Perhaps a different line of inquiry to the various archives is in order.  One that pursues the financials and how the traffic paid off for the share holders and charged the public.  The good news is that some of this information was mandated by government to assist in setting rates and shows up in annual reports to the ICC and state regulators.  The railroads had to aggregate the data to compile the information in the reports.  The ICC reports had required information about commodities handled, the states got similar reports that included only data for their state.  That data had to be sortable to provide those state reports.  RR internal histories showed selected data by station.  What if we could find the accounting documents that were the basis for these summaries? 

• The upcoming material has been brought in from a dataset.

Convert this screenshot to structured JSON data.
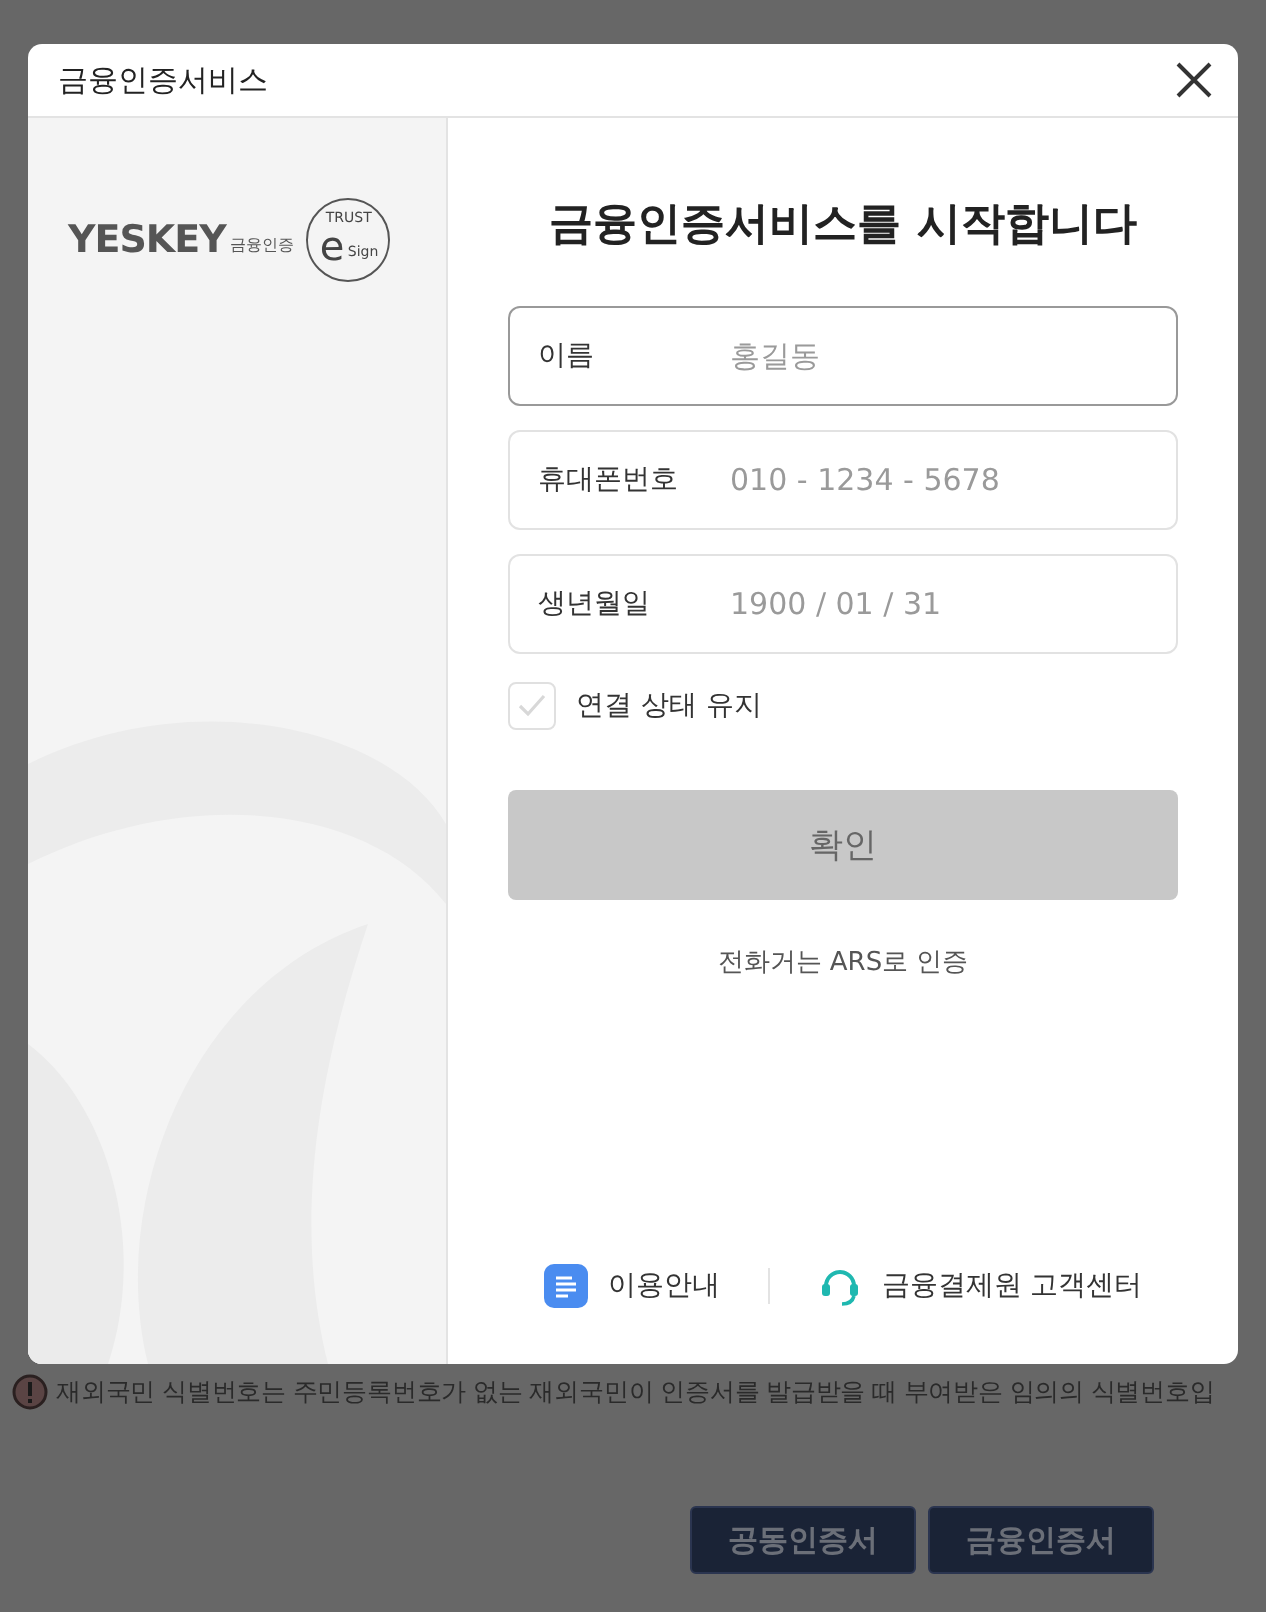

Time for me to figure out which forms to look for.  Fortunately for me and my fellow Santa Fe modelers, ATSF was a very organized bureaucracy that wanted its employees to use the right paperwork and get the right form.  Two years ago I reached out to the Santa Fe community to find the form index.  Every bureaucratic organization needs one if they use forms.  And before computers and spreadsheets, paper forms were the way things got done.  Thanks to John Moore of Albuquerque who loaned me his 1947 and 1948 editions, I was able to scan them and provide them to the Santa Fe Historical and Modeling Society for the use of modelers and rail historians.  You can find the 1947 edition at http://www.atsfrr.com/resources/BarryJohn/47%20Form%201091%20Std%20Form%20Index.pdf
Someone else provided a 1927 edition. http://www.atsfrr.com/resources/Forms/1091%201927.pdf
And I recently found a 1975 edition that I purchased from eBay for our more modern modelers

These indices tell you the title and number of the form.  They are arranged by department, so you can find the report of locomotives assigned and cars repaired in the Mechanical Department section and the waybill and report of cars interchanged forms in the Accounting Department section.  Knowing what forms to look for helps your archivist or reference librarian find them by number or title.  Having the correct title helps, a lot.  Ask me how I know.

Other roads almost certainly have equivalent information.  If you model another road, work with your historical society to find and share this kind of information.  We all benefit from better access to information.

The bottom line is that what affected the RR’s bottom line is what got managed, recorded, and saved.  When you find your golden nuggets, please share them!